# My corner of heaven



## peatoluser (May 3, 2011)

No shop as such, just a workbench in the corner of the garage, but atleast it's all mine!





comes with the usual radio, whiteboard and chart pinned on the wall.
The portable "wooden shelf" next to the drill is perhaps the only unusual item. I got tired of bending down to set the height gauge against a ruler so made this so I can set it at eye level. Surface plates are the usual pieces of scrap stone kitchen tops.


----------



## Tin Falcon (May 3, 2011)

looks like a nice little shop to me. we all start where we are and what we have. 
Tin


----------



## tel (May 3, 2011)

Yep, quite a tidy set-up - some good work could be done there.


----------



## hitandmissman (May 3, 2011)

Nice set up you have there.


----------



## Heatherrose (May 4, 2011)

From meager means much HAS been achieved.
You have much to be proud of and thankful for.
 ;D
​


----------



## Tin Falcon (May 4, 2011)

the latest issue of the Home Shop Machinist has an article on the closest shop. A corner of a garage is bigger. 
Tin


----------



## Allthumbz (May 13, 2011)

What a well-organized space!

I have a small portion of the basement- so organization is definitely key!

Best,

Nelson
***************.com


----------



## student123 (May 15, 2011)

Yes a tidy looking set-up. Maybe just the photography but it looks well lit too. Good to see anothe Taig in situ.

Mike


----------



## peatoluser (May 15, 2011)

Perhaps I should own up and state that the workbench is NEVER that tidy :big:
A couple of flourescents in the roofspace and seperate LED by the lathe really help with illumimation.
I'm a big believer in bringing as much light to bear as possible.


----------



## Allthumbz (May 20, 2011)

Light is essential, in my opinion. I don't know how anyone can work in dimly lit shops (although they did it, in ages past, and produced some amazingly precise work). I like large 32W florescents, and a separate lamp on each machine, focusing on the workpiece.

Nelson


----------



## steamer (May 20, 2011)

Looks like a great shop to me!  Much neater than mine at the moment!

Dave


----------



## excalibus (Jul 10, 2011)

You have a garage!!! You have excellent lighting... 

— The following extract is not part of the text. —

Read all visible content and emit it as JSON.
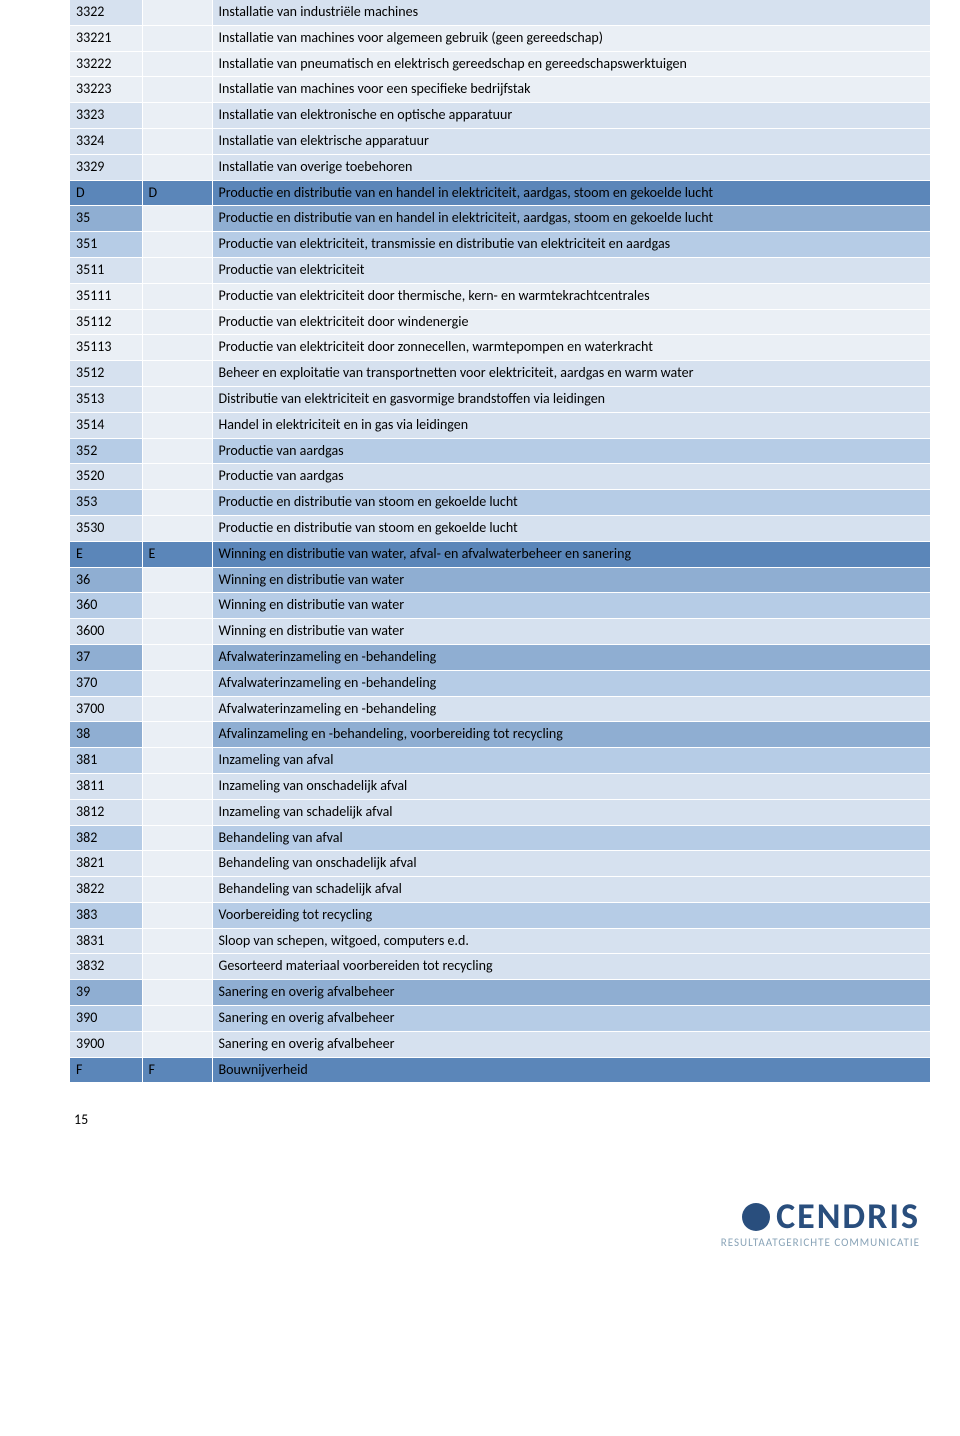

You lucky lucky basss tard ;D ... 

All I have is a patio lol... Open to the elements - well at least it does have a roof and poor lighting (for now)... :bow:


----------



## vedoula (Jul 10, 2011)

is the lathe a taig?
How do you like it?


----------



## peatoluser (Jul 17, 2011)

Sorry fo the delay in replying, been bumbling round the pyrenees for a couple of weeks.
Yes the lathe's a Taig and I like it very much. 
Although small, it does everything i want to do and can probably do more.
accessories are reasonably priced and there's a great deal of imformation on the web about modifying/building your own.
I use it for all my milling. I have the vertical slide but most of the time I use sub tables clamped to the cross slide.
I reckon it's the best value lathe on the market
yours
peter


----------